Oireachtas Joint and Select Committees

Wednesday, 5 April 2017

Joint Oireachtas Committee on Children and Youth Affairs

General Scheme of Childcare (Amendment) Bill 2017: Discussion (Resumed)

9:00 am

Ms Catherine Ghent:

To pick up on that point, it is very important to ask what is the role of the guardian and what we do when we go into court. I am a solicitor who represents guardians and I sometimes represent children. A guardian is the representative of a child before the court. It is not just someone who goes to the child and says, "What do you think about this?" That is a role which would not be appropriate. Children need advocates before the court and we all know the effect when they do not have one. They need regulated professionals who have expertise and who will say: "I am determining what is in your best interests. I am going to promote and listen to what you say. I am going to put that before the court and I am not going to put it in a passive way. I am going to advocate for you."

The constitutional amendment recognised children as rights holders on their own behalf and it did not diminish or specify any limits on the children's rights. In fact, for the first time, it gave constitutional backing and a constitutional impetus for children's rights to be the paramount consideration. That has been recognised in the key judgment given by Mrs. Justice Baker last year in regard to what this actually means, where she said that even within the existing statutory framework, the guardian is the representative of the child.

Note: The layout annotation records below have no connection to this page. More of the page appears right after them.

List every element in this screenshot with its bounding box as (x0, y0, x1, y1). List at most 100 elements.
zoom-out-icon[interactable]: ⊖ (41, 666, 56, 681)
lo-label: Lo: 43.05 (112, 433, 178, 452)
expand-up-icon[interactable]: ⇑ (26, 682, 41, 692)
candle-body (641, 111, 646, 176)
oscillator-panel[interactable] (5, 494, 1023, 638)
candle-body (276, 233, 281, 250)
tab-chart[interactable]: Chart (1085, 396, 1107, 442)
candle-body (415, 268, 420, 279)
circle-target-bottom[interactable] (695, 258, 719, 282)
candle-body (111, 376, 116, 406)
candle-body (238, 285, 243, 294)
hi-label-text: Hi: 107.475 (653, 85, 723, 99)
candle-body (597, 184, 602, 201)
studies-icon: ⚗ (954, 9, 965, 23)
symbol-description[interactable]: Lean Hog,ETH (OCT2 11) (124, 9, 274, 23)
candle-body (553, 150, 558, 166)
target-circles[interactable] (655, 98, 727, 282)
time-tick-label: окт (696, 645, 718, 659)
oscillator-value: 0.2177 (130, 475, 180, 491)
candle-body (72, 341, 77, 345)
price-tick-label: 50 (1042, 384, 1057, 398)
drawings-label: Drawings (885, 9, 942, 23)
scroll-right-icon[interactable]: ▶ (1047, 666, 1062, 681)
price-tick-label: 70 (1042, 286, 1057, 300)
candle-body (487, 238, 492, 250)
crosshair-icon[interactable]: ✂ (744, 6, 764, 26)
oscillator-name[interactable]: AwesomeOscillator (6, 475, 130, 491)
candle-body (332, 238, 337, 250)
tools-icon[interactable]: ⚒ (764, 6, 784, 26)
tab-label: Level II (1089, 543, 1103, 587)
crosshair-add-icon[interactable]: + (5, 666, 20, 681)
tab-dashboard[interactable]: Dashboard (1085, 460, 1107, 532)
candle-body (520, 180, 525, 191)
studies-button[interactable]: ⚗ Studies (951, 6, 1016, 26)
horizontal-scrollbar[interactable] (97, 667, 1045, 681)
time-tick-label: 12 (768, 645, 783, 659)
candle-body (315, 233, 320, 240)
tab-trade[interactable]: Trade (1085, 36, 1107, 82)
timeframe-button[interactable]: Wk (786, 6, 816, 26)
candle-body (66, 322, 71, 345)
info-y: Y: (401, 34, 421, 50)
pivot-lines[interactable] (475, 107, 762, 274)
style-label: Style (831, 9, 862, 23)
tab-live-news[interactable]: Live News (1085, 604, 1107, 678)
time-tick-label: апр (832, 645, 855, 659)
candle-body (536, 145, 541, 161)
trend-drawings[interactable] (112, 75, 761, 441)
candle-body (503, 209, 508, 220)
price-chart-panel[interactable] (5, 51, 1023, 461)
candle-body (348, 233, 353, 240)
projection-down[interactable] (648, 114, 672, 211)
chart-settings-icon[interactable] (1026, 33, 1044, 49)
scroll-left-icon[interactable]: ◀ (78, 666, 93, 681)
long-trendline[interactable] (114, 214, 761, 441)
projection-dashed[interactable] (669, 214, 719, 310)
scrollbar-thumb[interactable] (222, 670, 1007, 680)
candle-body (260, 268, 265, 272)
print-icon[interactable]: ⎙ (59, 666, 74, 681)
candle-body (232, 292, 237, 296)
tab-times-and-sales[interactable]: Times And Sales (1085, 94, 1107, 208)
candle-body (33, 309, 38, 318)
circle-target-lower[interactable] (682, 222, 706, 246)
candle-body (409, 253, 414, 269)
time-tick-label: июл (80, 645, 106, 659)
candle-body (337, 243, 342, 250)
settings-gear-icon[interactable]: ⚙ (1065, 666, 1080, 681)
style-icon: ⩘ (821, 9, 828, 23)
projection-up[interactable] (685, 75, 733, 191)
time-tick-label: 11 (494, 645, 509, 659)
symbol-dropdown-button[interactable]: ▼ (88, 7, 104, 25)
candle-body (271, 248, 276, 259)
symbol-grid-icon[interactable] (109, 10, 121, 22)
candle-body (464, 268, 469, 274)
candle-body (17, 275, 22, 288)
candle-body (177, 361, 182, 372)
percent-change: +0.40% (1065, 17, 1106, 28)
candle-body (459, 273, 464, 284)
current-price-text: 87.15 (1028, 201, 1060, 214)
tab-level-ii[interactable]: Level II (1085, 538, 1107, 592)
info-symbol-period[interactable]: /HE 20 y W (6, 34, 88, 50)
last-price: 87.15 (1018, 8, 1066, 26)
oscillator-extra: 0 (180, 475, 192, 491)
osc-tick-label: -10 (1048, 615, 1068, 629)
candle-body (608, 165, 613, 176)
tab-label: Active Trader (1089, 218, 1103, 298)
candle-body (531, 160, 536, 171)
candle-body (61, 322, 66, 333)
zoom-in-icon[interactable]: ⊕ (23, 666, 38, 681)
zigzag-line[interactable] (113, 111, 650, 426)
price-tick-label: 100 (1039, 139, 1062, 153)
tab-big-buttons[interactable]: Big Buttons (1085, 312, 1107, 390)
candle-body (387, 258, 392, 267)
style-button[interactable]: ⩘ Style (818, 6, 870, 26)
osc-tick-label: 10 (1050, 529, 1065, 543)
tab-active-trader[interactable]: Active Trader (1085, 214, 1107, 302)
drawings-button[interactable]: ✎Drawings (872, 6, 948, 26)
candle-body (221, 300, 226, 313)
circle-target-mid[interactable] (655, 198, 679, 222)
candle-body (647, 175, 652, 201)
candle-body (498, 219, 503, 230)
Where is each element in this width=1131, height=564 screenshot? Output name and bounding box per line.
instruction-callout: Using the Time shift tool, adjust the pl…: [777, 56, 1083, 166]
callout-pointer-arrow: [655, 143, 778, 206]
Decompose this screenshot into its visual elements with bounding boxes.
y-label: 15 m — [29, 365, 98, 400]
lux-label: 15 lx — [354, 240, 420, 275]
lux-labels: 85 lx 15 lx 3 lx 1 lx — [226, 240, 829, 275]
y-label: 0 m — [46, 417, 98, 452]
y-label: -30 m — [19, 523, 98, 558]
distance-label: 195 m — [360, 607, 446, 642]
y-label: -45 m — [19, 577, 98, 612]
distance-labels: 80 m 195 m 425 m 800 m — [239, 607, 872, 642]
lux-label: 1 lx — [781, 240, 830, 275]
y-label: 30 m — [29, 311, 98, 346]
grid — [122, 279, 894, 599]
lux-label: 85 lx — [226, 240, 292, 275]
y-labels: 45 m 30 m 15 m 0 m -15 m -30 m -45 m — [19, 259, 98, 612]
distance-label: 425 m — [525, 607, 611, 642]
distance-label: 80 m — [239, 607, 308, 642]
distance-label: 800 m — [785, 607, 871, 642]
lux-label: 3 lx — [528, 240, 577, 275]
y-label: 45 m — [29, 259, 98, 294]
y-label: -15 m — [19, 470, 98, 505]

In that judgment she also said the child is entitled to the full panoply of rights in terms of fair procedures. What does "fair procedures" mean? This was established in the reHaughey case, where someone went before a tribunal and what was at stake was their reputation and reputational damage. Within that context, which we also see in the Charleton inquiry, people are entitled to cross-examine and to put their client's case before the decision making body. What I am really worried about is that in diluting and diminishing, and in the extraordinary step of removing the right to cross-examine, we take away from children the rights which have been constitutionally identified as pertaining to people, not just in court proceedings, but before tribunals where reputational damage is involved.

Mr. Justice McMenamin has acknowledged the fundamental impact of a care order on a child. That is what we are talking about. He said that in cases where the decision and the consequences are so profound for the child, we need to protect their constitutional rights. I am an advocate for the child before the court and, therefore, I need to cross-examine on their behalf and I need to be able to bring appeals on their behalf. Mrs. Justice Baker said those rights as previously identified in terms of fair procedures are actually enhanced. I question how the removal of the right to cross-examine, which is a fundamental right which applies to other citizens, is compatible with the key decision as to what representation for children looks like, even within the limited statutory provision as it stands. In fact, I think they are not compatible.

I was involved in a case a number of years ago where a father was subsequently convicted of rape of his child. When we went into the court in the care proceedings, he looked for access. The judge told us that he had a right of access to his child and, despite the fact his very young child was saying “I am terrified of him, I do not want access”, the judge granted it. The HSE at the time did not appeal that. We appealed it on behalf of the child. The Circuit Court judge expressed her serious concern and stopped what could have been a really abusive process for the child. Recently, there has been a case where the parents fled from another European jurisdiction.

There are legal remedies in a European context under regulations. The Child and Family Agency, CFA, did not spot that this was a case where the child should have been returned to the jurisdiction which had most information in regard to the child. A guardian ad litemwas appointed. The guardian ad litem instructed me and I immediately highlighted that this was not the right jurisdiction to deal with this. That became very clear. The case has become very sad and difficult and the level of tension is very concerning. The child now has a sibling born in a different jurisdiction in respect of whom there are proceedings in being. The sibling could be adopted in that jurisdiction and the child in our jurisdiction may not have any contact with them. We are seeking to stop siblings being split up. In circumstances where the CFA did not do that, the ISPCC is that child's only voice.

We have cases before the courts at the moment. There has been a certain limited backlash to the referendum. Certain judges have taken the view that they are at the vanguard of parents' rights and they have to protect parents' rights. At times, it is quite difficult to get the voice of the child heard before the court. For example, in cases where a child has been beaten to the extent that injuries are apparent, where they have scars or have been scalded, certain judges determine that this is severe physical chastisement and that the child has not been assaulted. If those cases were before the criminal courts judges would have to find that assault was committed. Where would those children go if they did not have the ISPCC to tell the judge that that is unacceptable and that the judge has a responsibility to vindicate and promote children's welfare?

That is the seriousness of what we are dealing with and that is why I am asking the members of the committee to question if the provisions of this Bill are constitutionally compatible. How do they give effect to specific identification of the constitutional rights, which we all said was appropriate and necessary? In terms of looking at the constitutional rights and giving effect to Article 42A, it is not passive. It should not be allowed to sit there. There is an obligation to promote. How can that be promoted if the child is given a lesser status in proceedings than parents or the Child and Family Agency? We have serious concerns in that regard which I would like to be addressed.